There is speculation - though I have no idea how founded it is - that major hedge funds pay Robinhood for advance notification on trades, which allows them to theoretically undercut the trades and make a fractional profit.
Say, for example, you put in an order to buy 5 shares of Gamestop stock at market price, on Robinhood. Citadel has access to this information, because they pay Robinhood for that access. Market price is increasing from, say $1.00/share to $1.01/share. Citadel sees this, and undercuts the trade, buying 5 shares from the market at $1.00, and selling them to you for $1.01. You, the consumer, just see that your market price order ended up costing $1.01/share. Whereas Citadel skimmed some profit off of it that you didn't see.
Citadel and other hedge funds are taking an absolute beating from this, because they've bet very, very heavily on companies like Gamestop, Blackberry, Nokia, and others to fail. I saw an estimate this morning that hedge funds had lost approx $71 billion year-to-date on this fiasco.

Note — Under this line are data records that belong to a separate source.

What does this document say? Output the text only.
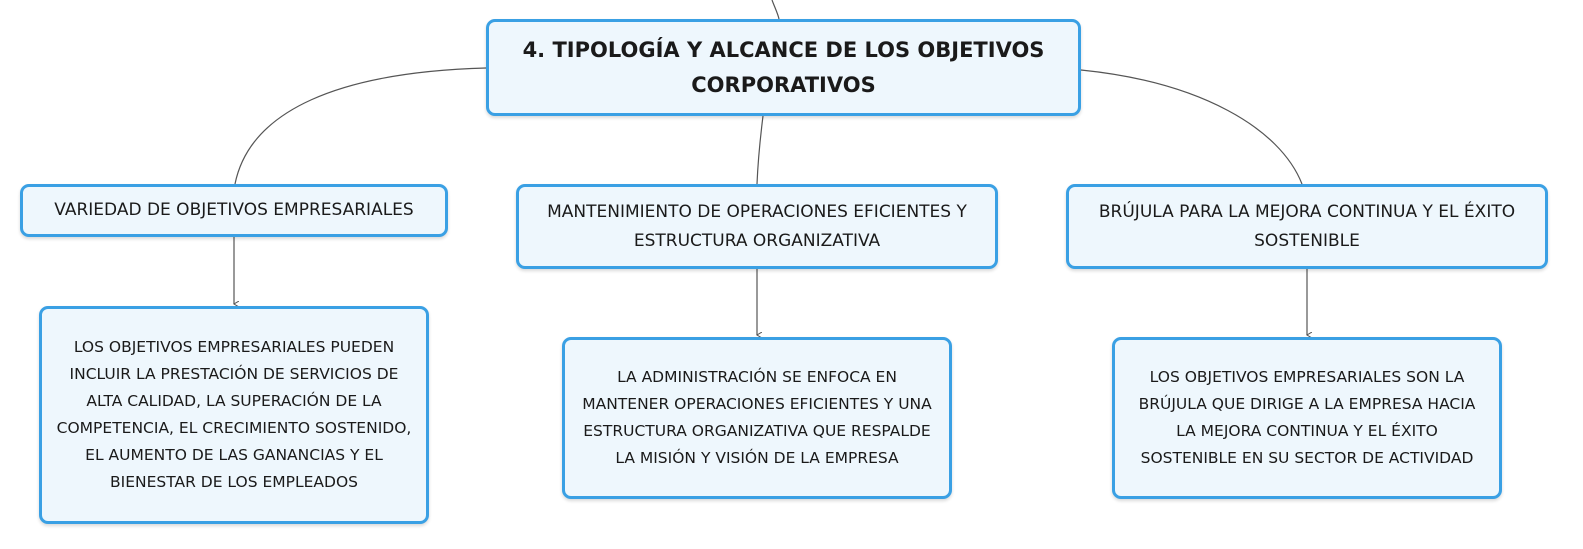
4. TIPOLOGÍA Y ALCANCE DE LOS OBJETIVOS CORPORATIVOS
VARIEDAD DE OBJETIVOS EMPRESARIALES	MANTENIMIENTO DE OPERACIONES EFICIENTES Y ESTRUCTURA ORGANIZATIVA
BRÚJULA PARA LA MEJORA CONTINUA Y EL ÉXITO SOSTENIBLE
LOS OBJETIVOS EMPRESARIALES PUEDEN INCLUIR LA PRESTACIÓN DE SERVICIOS DE ALTA CALIDAD, LA SUPERACIÓN DE LA COMPETENCIA, EL CRECIMIENTO SOSTENIDO, EL AUMENTO DE LAS GANANCIAS Y EL BIENESTAR DE LOS EMPLEADOS
LA ADMINISTRACIÓN SE ENFOCA EN MANTENER OPERACIONES EFICIENTES Y UNA ESTRUCTURA ORGANIZATIVA QUE RESPALDE LA MISIÓN Y VISIÓN DE LA EMPRESA
LOS OBJETIVOS EMPRESARIALES SON LA BRÚJULA QUE DIRIGE A LA EMPRESA HACIA LA MEJORA CONTINUA Y EL ÉXITO SOSTENIBLE EN SU SECTOR DE ACTIVIDAD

So Citadel gets in front of Robinhood and demands that Robinhood stop letting people buy these shares. That depresses the price, causes a bunch of holders to try to sell to lock in whatever they can, and allows Citadel and other companies to cover their shorts. Basically, the big hedge funds pressure Robinhood into stopping new purchases of these companies, because without Citadel paying for those services, Robinhood doesn't exist. Robinhood caved because the other option is turn off the money tap that funds their business.
This is the rampant speculation, at least.